Posted on September 13, 2012 by Submitted

Editor:

The newly formed relationship between Sonoma and Takaj, Hungary seems to have inspired a renewed interest in Agoston Haraszthy and the Buena Vista Winery. Harazthy established the Buena Vista Winery 1859 with the intention of producing more and better wines from European plantings, and he was a vocal advocate among the vintners in the area for better viticultural practices. He rightly deserves the title of Father of Sonoma Viticulture.

Absent from these accolades, however, is any mention of the Chinese laborers who were significant contributors to his success because of their low wages, their dependability, availability when needed, and skill at a time when white labor was undependable, unskilled and expensive. It was Harazsthy who introduced Chinese labor into the Sonoma Valley, and ultimately throughout the county.

Stanford historian Richard Steven Street noted that of all the Chinese field hands ‘the ones who played the most important role in commercial agriculture worked some fifty miles north of San Francisco near the town of Sonoma”, claiming that ‘in many ways, it is fitting that these [viticultural] practices should have developed at Buena Vista, where Chinese laborers did so much to influence California’s modern agricultural landscape.”

Stevens sadly notes “that Chinese laborers at Buena Vista were part of the opening phase in the industrialization of the countryside is not a fact preserved in wine lore.”
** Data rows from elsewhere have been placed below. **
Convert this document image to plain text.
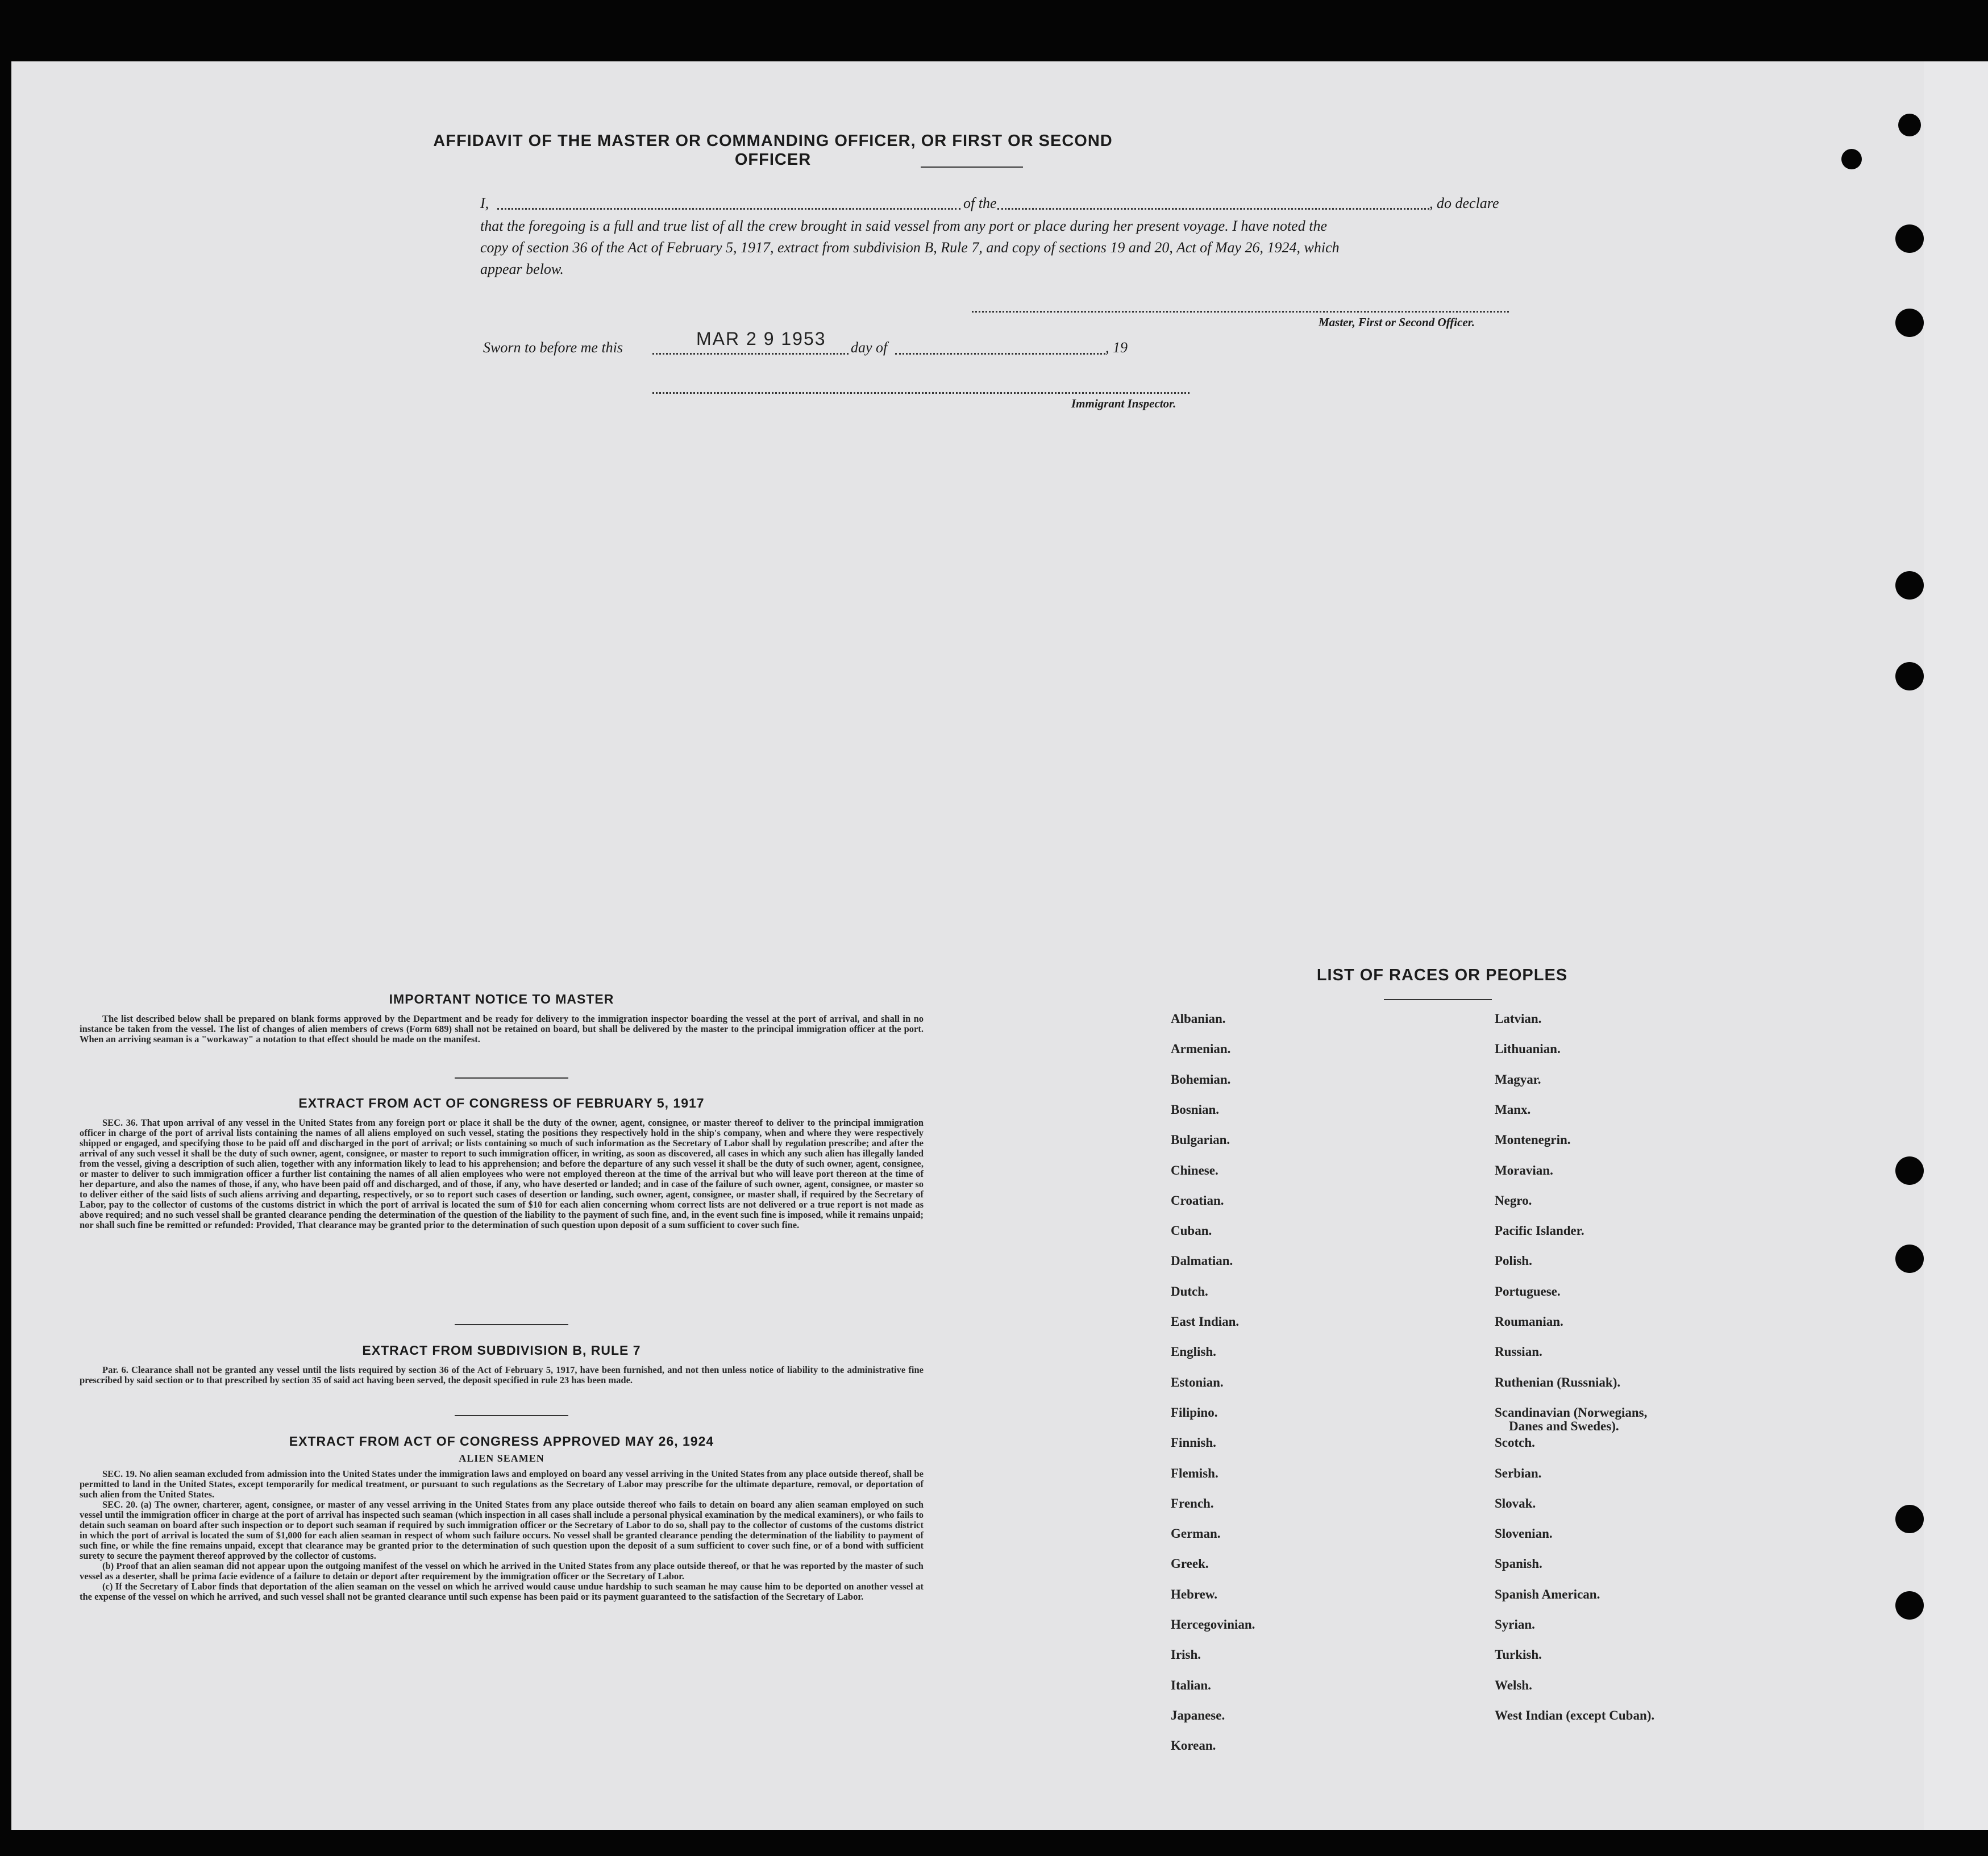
AFFIDAVIT OF THE MASTER OR COMMANDING OFFICER, OR FIRST OR SECOND OFFICER
I,	of the	, do declare
that the foregoing is a full and true list of all the crew brought in said vessel from any port or place during her present voyage. I have noted the
copy of section 36 of the Act of February 5, 1917, extract from subdivision B, Rule 7, and copy of sections 19 and 20, Act of May 26, 1924, which
appear below.
Master, First or Second Officer.
Sworn to before me this	MAR 2 9 1953 day of	, 19
Immigrant Inspector.
IMPORTANT NOTICE TO MASTER

The list described below shall be prepared on blank forms approved by the Department and be ready for delivery to the immigration inspector boarding the vessel at the port of arrival, and shall in no instance be taken from the vessel. The list of changes of alien members of crews (Form 689) shall not be retained on board, but shall be delivered by the master to the principal immigration officer at the port. When an arriving seaman is a "workaway" a notation to that effect should be made on the manifest.

EXTRACT FROM ACT OF CONGRESS OF FEBRUARY 5, 1917

SEC. 36. That upon arrival of any vessel in the United States from any foreign port or place it shall be the duty of the owner, agent, consignee, or master thereof to deliver to the principal immigration officer in charge of the port of arrival lists containing the names of all aliens employed on such vessel, stating the positions they respectively hold in the ship's company, when and where they were respectively shipped or engaged, and specifying those to be paid off and discharged in the port of arrival; or lists containing so much of such information as the Secretary of Labor shall by regulation prescribe; and after the arrival of any such vessel it shall be the duty of such owner, agent, consignee, or master to report to such immigration officer, in writing, as soon as discovered, all cases in which any such alien has illegally landed from the vessel, giving a description of such alien, together with any information likely to lead to his apprehension; and before the departure of any such vessel it shall be the duty of such owner, agent, consignee, or master to deliver to such immigration officer a further list containing the names of all alien employees who were not employed thereon at the time of the arrival but who will leave port thereon at the time of her departure, and also the names of those, if any, who have been paid off and discharged, and of those, if any, who have deserted or landed; and in case of the failure of such owner, agent, consignee, or master so to deliver either of the said lists of such aliens arriving and departing, respectively, or so to report such cases of desertion or landing, such owner, agent, consignee, or master shall, if required by the Secretary of Labor, pay to the collector of customs of the customs district in which the port of arrival is located the sum of $10 for each alien concerning whom correct lists are not delivered or a true report is not made as above required; and no such vessel shall be granted clearance pending the determination of the question of the liability to the payment of such fine, and, in the event such fine is imposed, while it remains unpaid; nor shall such fine be remitted or refunded: Provided, That clearance may be granted prior to the determination of such question upon deposit of a sum sufficient to cover such fine.

EXTRACT FROM SUBDIVISION B, RULE 7

Par. 6. Clearance shall not be granted any vessel until the lists required by section 36 of the Act of February 5, 1917, have been furnished, and not then unless notice of liability to the administrative fine prescribed by said section or to that prescribed by section 35 of said act having been served, the deposit specified in rule 23 has been made.

EXTRACT FROM ACT OF CONGRESS APPROVED MAY 26, 1924
ALIEN SEAMEN

SEC. 19. No alien seaman excluded from admission into the United States under the immigration laws and employed on board any vessel arriving in the United States from any place outside thereof, shall be permitted to land in the United States, except temporarily for medical treatment, or pursuant to such regulations as the Secretary of Labor may prescribe for the ultimate departure, removal, or deportation of such alien from the United States.

SEC. 20. (a) The owner, charterer, agent, consignee, or master of any vessel arriving in the United States from any place outside thereof who fails to detain on board any alien seaman employed on such vessel until the immigration officer in charge at the port of arrival has inspected such seaman (which inspection in all cases shall include a personal physical examination by the medical examiners), or who fails to detain such seaman on board after such inspection or to deport such seaman if required by such immigration officer or the Secretary of Labor to do so, shall pay to the collector of customs of the customs district in which the port of arrival is located the sum of $1,000 for each alien seaman in respect of whom such failure occurs. No vessel shall be granted clearance pending the determination of the liability to payment of such fine, or while the fine remains unpaid, except that clearance may be granted prior to the determination of such question upon the deposit of a sum sufficient to cover such fine, or of a bond with sufficient surety to secure the payment thereof approved by the collector of customs.

(b) Proof that an alien seaman did not appear upon the outgoing manifest of the vessel on which he arrived in the United States from any place outside thereof, or that he was reported by the master of such vessel as a deserter, shall be prima facie evidence of a failure to detain or deport after requirement by the immigration officer or the Secretary of Labor.

(c) If the Secretary of Labor finds that deportation of the alien seaman on the vessel on which he arrived would cause undue hardship to such seaman he may cause him to be deported on another vessel at the expense of the vessel on which he arrived, and such vessel shall not be granted clearance until such expense has been paid or its payment guaranteed to the satisfaction of the Secretary of Labor.

LIST OF RACES OR PEOPLES
Albanian.
Armenian.
Bohemian.
Bosnian.
Bulgarian.
Chinese.
Croatian.
Cuban.
Dalmatian.
Dutch.
East Indian.
English.
Estonian.
Filipino.
Finnish.
Flemish.
French.
German.
Greek.
Hebrew.
Hercegovinian.
Irish.
Italian.
Japanese.
Korean.
Latvian.
Lithuanian.
Magyar.
Manx.
Montenegrin.
Moravian.
Negro.
Pacific Islander.
Polish.
Portuguese.
Roumanian.
Russian.
Ruthenian (Russniak).
Scandinavian (Norwegians,
Danes and Swedes).
Scotch.
Serbian.
Slovak.
Slovenian.
Spanish.
Spanish American.
Syrian.
Turkish.
Welsh.
West Indian (except Cuban).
Stevens is not alone. Numerous historians have similarly praised Chinese labor and its role in the development of California agriculture.

Yet the area that has benefited the most from the efforts of the Chinese laborers of the 18th century, the industry that has reaped the benefits of the Haraszthy-Chinese relationship, and the local press now seems to have developed a collective amnesia of the existence and contributions of this vital labor force in the county.

Yes, Agoston Haraszthy was perhaps the greatest vintner in California history, but he didn’t build it himself.